Scrub-jays appear to use a combination of simple response rules when confronted with string-pulling problems. A preference for rewards that are physically closer makes sense in a foraging context; usually the closer rewards are easier to obtain. However, the jays did not stubbornly rely on fixed rules but showed flexibility in their responses, which became evident in two ways. Firstly, they did not perform significantly below chance, which would have been expected in Experiment 1b or 1c if they relied completely on the proximity rule. Secondly, they switched between strings in Experiment 2 in about 10 % of all trials, but the vast majority of these switches were from the less efficient to the more efficient string, and only when the reward attached to the string was not in their direct proximity. The fact that the birds attended to such perceptual cues and adapted their strategy in the event of a failure could be a precursor to physical problem-solving, providing the basis for the development of causal understanding. Indeed, Schmidt and Cook (2006) argued that attending to the relevant perceptual cues is a crucial initial step towards the development of an understanding of the means-end relations. It is possible that had we used longer strings (that is, strings that required more than one pull) in Experiment 1 we would have also observed this switching behaviour and the birds might have retrieved the reward on a higher proportion of trials.

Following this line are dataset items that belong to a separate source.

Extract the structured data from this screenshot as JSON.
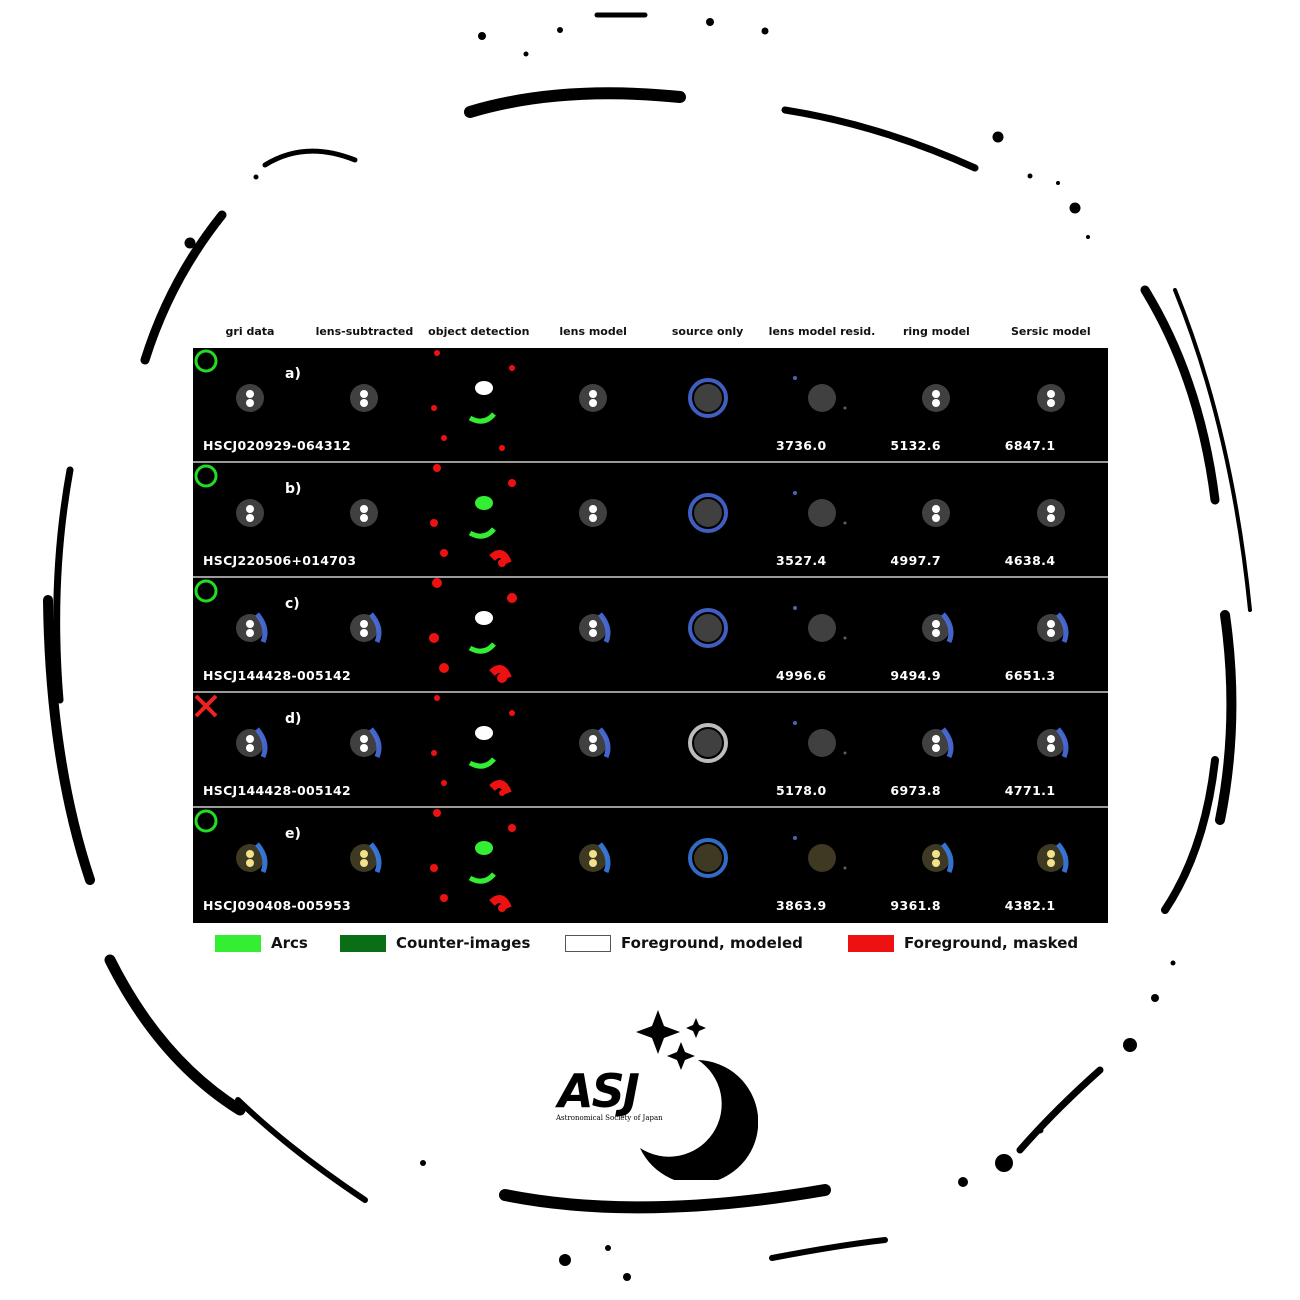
{
  "columns": [
    "gri data",
    "lens-subtracted",
    "object detection",
    "lens model",
    "source only",
    "lens model resid.",
    "ring model",
    "Sersic model"
  ],
  "rows": [
    {
      "label": "a)",
      "id": "HSCJ020929-064312",
      "mark": "circle",
      "scores": [
        "3736.0",
        "5132.6",
        "6847.1"
      ],
      "tint": "blue"
    },
    {
      "label": "b)",
      "id": "HSCJ220506+014703",
      "mark": "circle",
      "scores": [
        "3527.4",
        "4997.7",
        "4638.4"
      ],
      "tint": "blue"
    },
    {
      "label": "c)",
      "id": "HSCJ144428-005142",
      "mark": "circle",
      "scores": [
        "4996.6",
        "9494.9",
        "6651.3"
      ],
      "tint": "blue"
    },
    {
      "label": "d)",
      "id": "HSCJ144428-005142",
      "mark": "cross",
      "scores": [
        "5178.0",
        "6973.8",
        "4771.1"
      ],
      "tint": "blue"
    },
    {
      "label": "e)",
      "id": "HSCJ090408-005953",
      "mark": "circle",
      "scores": [
        "3863.9",
        "9361.8",
        "4382.1"
      ],
      "tint": "yellow"
    }
  ],
  "legend": [
    {
      "label": "Arcs",
      "color": "#33ee33",
      "outline": false
    },
    {
      "label": "Counter-images",
      "color": "#0a6e14",
      "outline": false
    },
    {
      "label": "Foreground, modeled",
      "color": "#ffffff",
      "outline": true
    },
    {
      "label": "Foreground, masked",
      "color": "#ee1111",
      "outline": false
    }
  ],
  "logo": {
    "text": "ASJ",
    "subtitle": "Astronomical Society of Japan"
  },
  "colors": {
    "accept": "#22dd22",
    "reject": "#ee2222",
    "arc": "#4a6fe0",
    "core": "#ffffff"
  }
}
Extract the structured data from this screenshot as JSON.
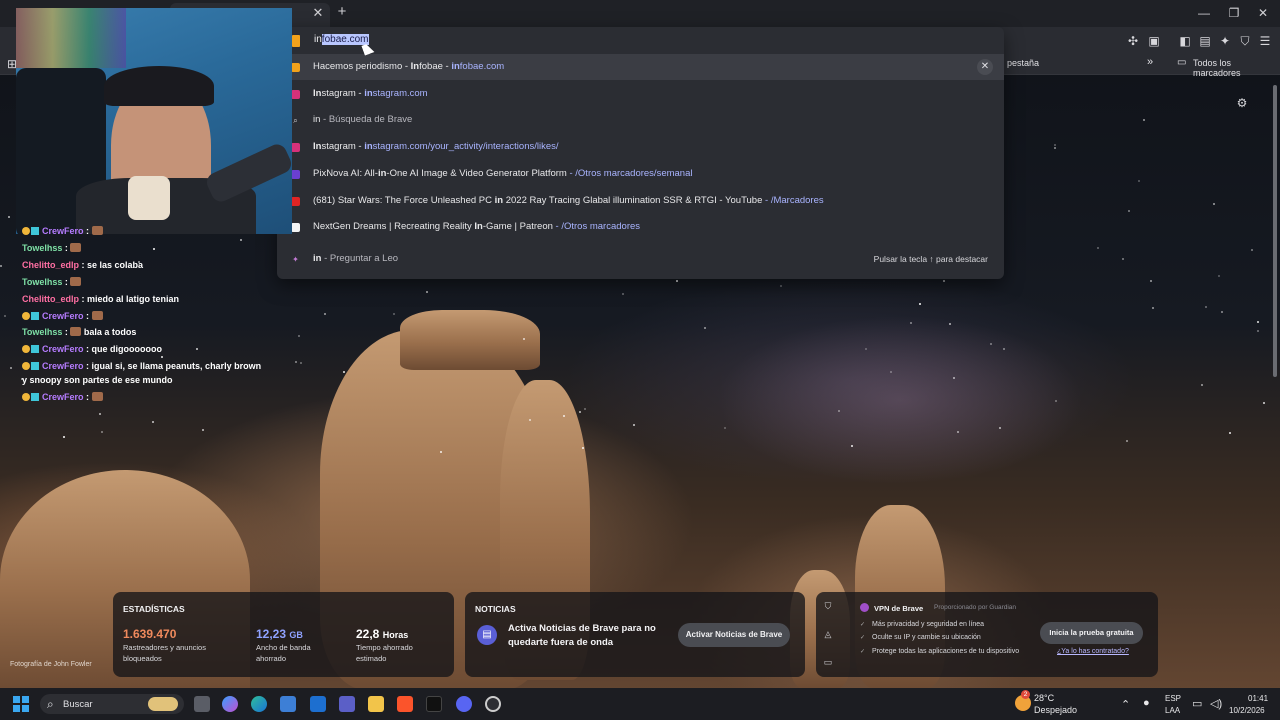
{
  "omnibox": {
    "typed_prefix": "in",
    "autocomplete_suffix": "fobae.com"
  },
  "suggestions": [
    {
      "segments": [
        {
          "t": "Hacemos periodismo - ",
          "s": ""
        },
        {
          "t": "In",
          "s": "b"
        },
        {
          "t": "fobae - ",
          "s": ""
        },
        {
          "t": "in",
          "s": "url b"
        },
        {
          "t": "fobae.com",
          "s": "url"
        }
      ],
      "icon": "infobae-favicon",
      "icon_color": "#f2a21b"
    },
    {
      "segments": [
        {
          "t": "In",
          "s": "b"
        },
        {
          "t": "stagram - ",
          "s": ""
        },
        {
          "t": "in",
          "s": "url b"
        },
        {
          "t": "stagram.com",
          "s": "url"
        }
      ],
      "icon": "instagram-icon",
      "icon_color": "#d6317a"
    },
    {
      "segments": [
        {
          "t": "in",
          "s": ""
        },
        {
          "t": " - Búsqueda de Brave",
          "s": "dim"
        }
      ],
      "icon": "search-icon",
      "icon_color": "transparent"
    },
    {
      "segments": [
        {
          "t": "In",
          "s": "b"
        },
        {
          "t": "stagram - ",
          "s": ""
        },
        {
          "t": "in",
          "s": "url b"
        },
        {
          "t": "stagram.com/your_activity/interactions/likes/",
          "s": "url"
        }
      ],
      "icon": "instagram-icon",
      "icon_color": "#d6317a"
    },
    {
      "segments": [
        {
          "t": "PixNova AI: All-",
          "s": ""
        },
        {
          "t": "in",
          "s": "b"
        },
        {
          "t": "-One AI Image & Video Generator Platform",
          "s": ""
        },
        {
          "t": " - /Otros marcadores/semanal",
          "s": "url"
        }
      ],
      "icon": "pixnova-icon",
      "icon_color": "#6a3fd0"
    },
    {
      "segments": [
        {
          "t": "(681) Star Wars: The Force Unleashed PC ",
          "s": ""
        },
        {
          "t": "in",
          "s": "b"
        },
        {
          "t": " 2022 Ray Tracing Glabal illumination SSR & RTGI - YouTube",
          "s": ""
        },
        {
          "t": " - /Marcadores",
          "s": "url"
        }
      ],
      "icon": "youtube-icon",
      "icon_color": "#e02424"
    },
    {
      "segments": [
        {
          "t": "NextGen Dreams | Recreating Reality ",
          "s": ""
        },
        {
          "t": "In",
          "s": "b"
        },
        {
          "t": "-Game | Patreon",
          "s": ""
        },
        {
          "t": " - /Otros marcadores",
          "s": "url"
        }
      ],
      "icon": "patreon-icon",
      "icon_color": "#f4f4f4"
    }
  ],
  "leo": {
    "segments": [
      {
        "t": "in",
        "s": "b"
      },
      {
        "t": " - Preguntar a Leo",
        "s": "dim"
      }
    ],
    "hint": "Pulsar la tecla ↑ para destacar"
  },
  "bookmarks": {
    "partial_tab_label": "pestaña",
    "all_bookmarks": "Todos los marcadores"
  },
  "chat": [
    {
      "user": "CrewFero",
      "color": "#b67cff",
      "badges": true,
      "msg": "",
      "emote": true
    },
    {
      "user": "Towelhss",
      "color": "#7ee0a6",
      "badges": false,
      "msg": "",
      "emote": true
    },
    {
      "user": "Chelitto_edlp",
      "color": "#ff6fa3",
      "badges": false,
      "msg": "se las colaba",
      "emote": false
    },
    {
      "user": "Towelhss",
      "color": "#7ee0a6",
      "badges": false,
      "msg": "",
      "emote": true
    },
    {
      "user": "Chelitto_edlp",
      "color": "#ff6fa3",
      "badges": false,
      "msg": "miedo al latigo tenian",
      "emote": false
    },
    {
      "user": "CrewFero",
      "color": "#b67cff",
      "badges": true,
      "msg": "",
      "emote": true
    },
    {
      "user": "Towelhss",
      "color": "#7ee0a6",
      "badges": false,
      "msg": "bala a todos",
      "emote": true
    },
    {
      "user": "CrewFero",
      "color": "#b67cff",
      "badges": true,
      "msg": "que digooooooo",
      "emote": false
    },
    {
      "user": "CrewFero",
      "color": "#b67cff",
      "badges": true,
      "msg": "igual si, se llama peanuts, charly brown",
      "emote": false
    },
    {
      "user": "",
      "color": "#ffffff",
      "badges": false,
      "msg": "y snoopy son partes de ese mundo",
      "emote": false
    },
    {
      "user": "CrewFero",
      "color": "#b67cff",
      "badges": true,
      "msg": "",
      "emote": true
    }
  ],
  "stats": {
    "title": "ESTADÍSTICAS",
    "trackers_value": "1.639.470",
    "trackers_label": "Rastreadores y anuncios bloqueados",
    "bandwidth_value": "12,23",
    "bandwidth_unit": "GB",
    "bandwidth_label": "Ancho de banda ahorrado",
    "time_value": "22,8",
    "time_unit": "Horas",
    "time_label": "Tiempo ahorrado estimado"
  },
  "news": {
    "title": "NOTICIAS",
    "text": "Activa Noticias de Brave para no quedarte fuera de onda",
    "button": "Activar Noticias de Brave"
  },
  "vpn": {
    "title": "VPN de Brave",
    "provided_by": "Proporcionado por",
    "provider": "Guardian",
    "items": [
      "Más privacidad y seguridad en línea",
      "Oculte su IP y cambie su ubicación",
      "Protege todas las aplicaciones de tu dispositivo"
    ],
    "button": "Inicia la prueba gratuita",
    "link": "¿Ya lo has contratado?"
  },
  "photo_credit": "Fotografía de John Fowler",
  "taskbar": {
    "search": "Buscar",
    "weather_temp": "28°C",
    "weather_desc": "Despejado",
    "weather_badge": "2",
    "lang_1": "ESP",
    "lang_2": "LAA",
    "time": "01:41",
    "date": "10/2/2026"
  },
  "colors": {
    "accent_url": "#a9b4ff",
    "stat_trackers": "#f08a5d",
    "stat_bandwidth": "#8fa2ff",
    "stat_time": "#ffffff"
  }
}
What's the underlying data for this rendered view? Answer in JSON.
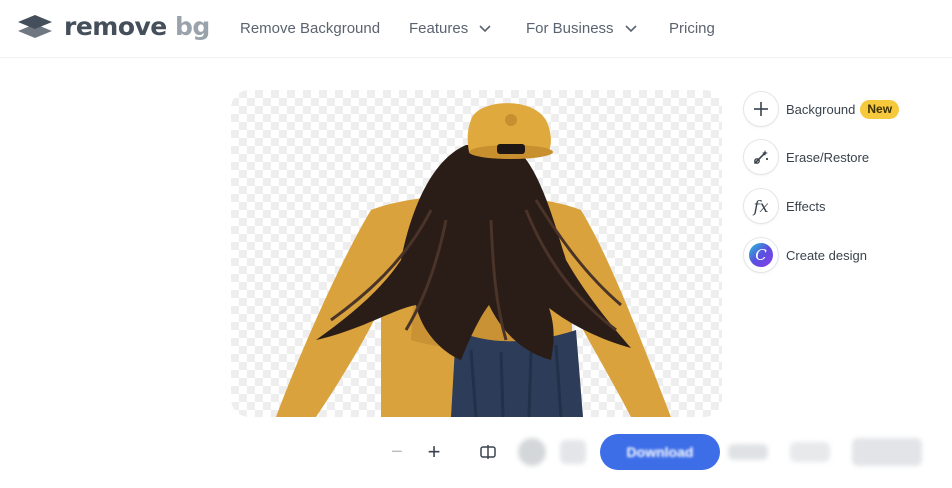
{
  "brand": {
    "name_bold": "remove",
    "name_light": "bg"
  },
  "nav": {
    "items": [
      {
        "label": "Remove Background",
        "dropdown": false
      },
      {
        "label": "Features",
        "dropdown": true
      },
      {
        "label": "For Business",
        "dropdown": true
      },
      {
        "label": "Pricing",
        "dropdown": false
      }
    ]
  },
  "editor": {
    "tools": [
      {
        "label": "Background",
        "icon": "plus-icon",
        "badge": "New"
      },
      {
        "label": "Erase/Restore",
        "icon": "magic-brush-icon"
      },
      {
        "label": "Effects",
        "icon": "fx-icon",
        "glyph": "fx"
      },
      {
        "label": "Create design",
        "icon": "canva-icon",
        "glyph": "C"
      }
    ],
    "zoom_out_glyph": "−",
    "zoom_in_glyph": "+",
    "download_label": "Download"
  },
  "colors": {
    "accent": "#3d6ee8",
    "badge": "#f6c83c",
    "text": "#454f5b"
  }
}
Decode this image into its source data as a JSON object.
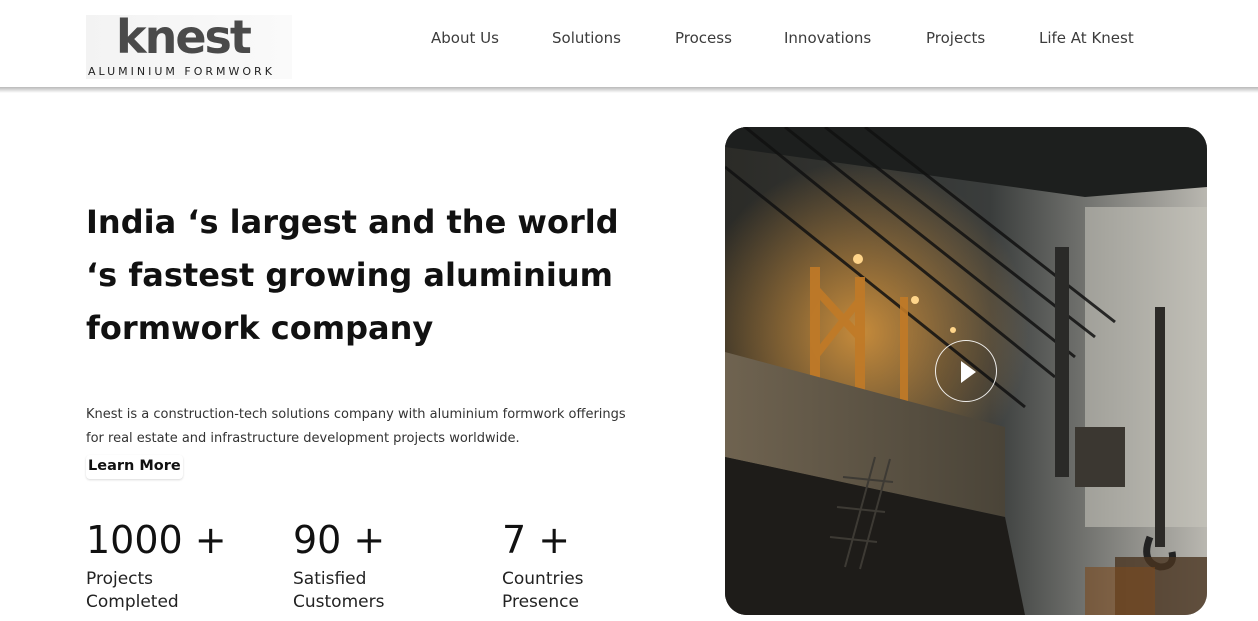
{
  "brand": {
    "name": "knest",
    "tagline": "ALUMINIUM FORMWORK"
  },
  "nav": {
    "items": [
      "About Us",
      "Solutions",
      "Process",
      "Innovations",
      "Projects",
      "Life At Knest"
    ]
  },
  "hero": {
    "headline": "India ‘s largest and the world ‘s fastest growing aluminium formwork company",
    "description": "Knest is a construction-tech solutions company with aluminium formwork offerings for real estate and infrastructure development projects worldwide.",
    "cta_label": "Learn More",
    "media": {
      "type": "video",
      "icon": "play-icon"
    }
  },
  "stats": [
    {
      "value": "1000 +",
      "label": "Projects Completed"
    },
    {
      "value": "90 +",
      "label": "Satisfied Customers"
    },
    {
      "value": "7 +",
      "label": "Countries Presence"
    }
  ],
  "colors": {
    "text": "#111111",
    "nav_text": "#3c3c3c",
    "logo": "#4a4a4a"
  }
}
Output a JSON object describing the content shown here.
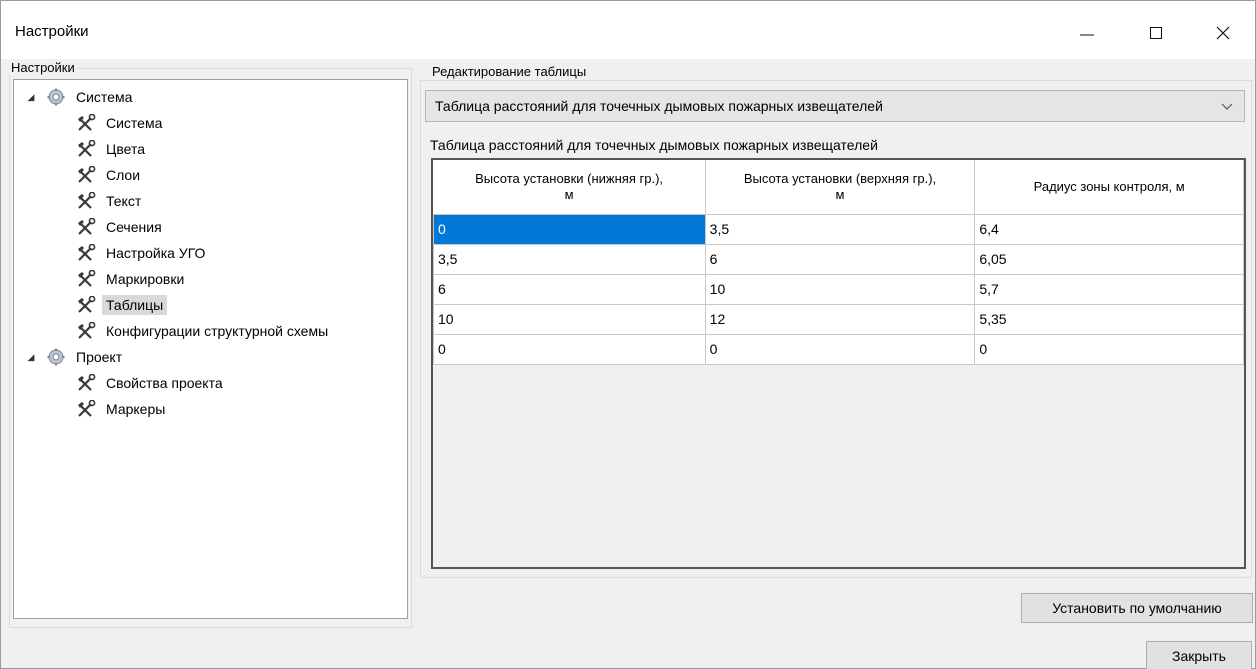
{
  "window": {
    "title": "Настройки"
  },
  "tree": {
    "group_label": "Настройки",
    "items": [
      {
        "label": "Система",
        "level": 0,
        "expanded": true,
        "icon": "gear-icon"
      },
      {
        "label": "Система",
        "level": 1,
        "icon": "tools-icon"
      },
      {
        "label": "Цвета",
        "level": 1,
        "icon": "tools-icon"
      },
      {
        "label": "Слои",
        "level": 1,
        "icon": "tools-icon"
      },
      {
        "label": "Текст",
        "level": 1,
        "icon": "tools-icon"
      },
      {
        "label": "Сечения",
        "level": 1,
        "icon": "tools-icon"
      },
      {
        "label": "Настройка УГО",
        "level": 1,
        "icon": "tools-icon"
      },
      {
        "label": "Маркировки",
        "level": 1,
        "icon": "tools-icon"
      },
      {
        "label": "Таблицы",
        "level": 1,
        "icon": "tools-icon",
        "selected": true
      },
      {
        "label": "Конфигурации структурной схемы",
        "level": 1,
        "icon": "tools-icon"
      },
      {
        "label": "Проект",
        "level": 0,
        "expanded": true,
        "icon": "gear-icon"
      },
      {
        "label": "Свойства проекта",
        "level": 1,
        "icon": "tools-icon"
      },
      {
        "label": "Маркеры",
        "level": 1,
        "icon": "tools-icon"
      }
    ]
  },
  "editor": {
    "group_label": "Редактирование таблицы",
    "selected_table": "Таблица расстояний для точечных дымовых пожарных извещателей",
    "table_caption": "Таблица расстояний для точечных дымовых пожарных извещателей",
    "columns": [
      [
        "Высота установки (нижняя гр.),",
        "м"
      ],
      [
        "Высота установки (верхняя гр.),",
        "м"
      ],
      [
        "Радиус зоны контроля, м",
        ""
      ]
    ],
    "rows": [
      [
        "0",
        "3,5",
        "6,4"
      ],
      [
        "3,5",
        "6",
        "6,05"
      ],
      [
        "6",
        "10",
        "5,7"
      ],
      [
        "10",
        "12",
        "5,35"
      ],
      [
        "0",
        "0",
        "0"
      ]
    ]
  },
  "buttons": {
    "set_default": "Установить по умолчанию",
    "close": "Закрыть"
  },
  "colors": {
    "selection": "#0078d7",
    "background": "#f0f0f0"
  }
}
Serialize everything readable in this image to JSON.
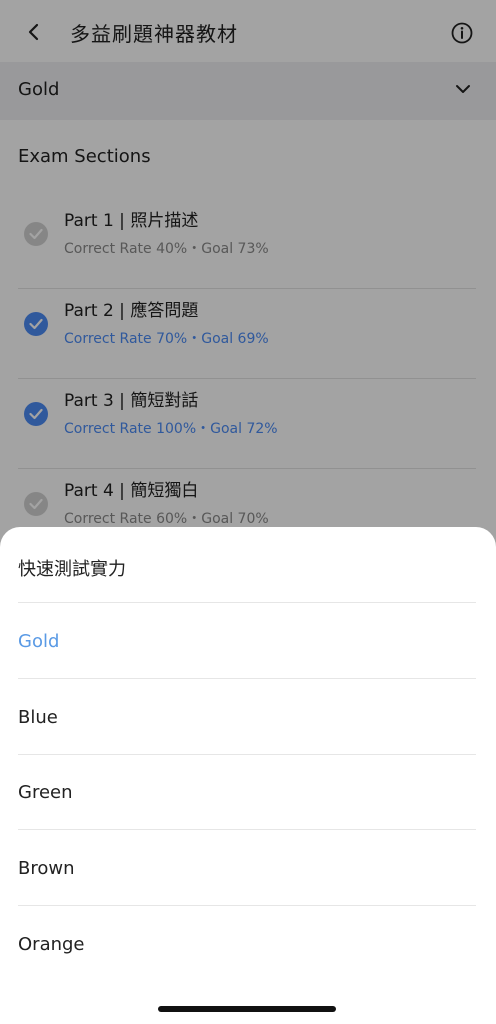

This study represents the first attempt to investigate physical cognition in scrub-jays. By explicitly testing potential rules for solving string-pulling tasks we can not only compare their results with studies of other species, but also investigate the learning rules by which scrub-jays approach such tasks. The results suggest that these birds may not understand the causal mechanisms underlying string-pulling tasks. Instead, they appear to use a range of simpler response rules focusing on the spatial arrangement of the reward. Generally, the results align nicely with findings of other string-pulling studies, suggesting that the scrub-jays perform similarly to most of the other corvids and parrots that have been tested (see Jacobs and Osvath 2015 for an overview of over 200 string-pulling studies). A complete comprehension of the functionality of strings is rare in the animal kingdom and has so far been suggested only for ravens (Heinrich 1995) and some primates (e.g. Mayer et al. 2014). Strategies like the proximity rule, however, may be relatively common across species, e.g. corvids (Bagotskaya et al. 2012; Taylor et al. 2010), squirrel monkeys (Cha and King 1969), common marmosets (Gagne et al. 2012), apes (Köhler 1927), rhesus monkeys (Mason et al. 1956) and parrots (Schuck-Paim et al. 2008). The results of this study seem to suggest that the jays’ remarkable achievements in caching studies may not extend to string-pulling tasks as an example for physical understanding. However, since New Caledonian crows, which are well known for their good physical cognition, struggle with some of the string-pulling tasks we presented, further investigations of the jays’ physical problem-solving capacities with different paradigms are necessary to confirm these findings. For instance, it would be interesting to test the scrub-jays on other benchmark tests of physical cognition, like the two-trap trap-tube test (Seed et al. 2006; Taylor et al. 2009a, b) or the Aesop’s fable water task (Bird and Emery 2009b; Cheke et al. 2011, 2012; Jelbert et al. 2014). By investigating their performance on a broad range of cognitive tasks, assessing different types of intelligence, we may develop a more nuanced understanding of the generality of intelligence in animals.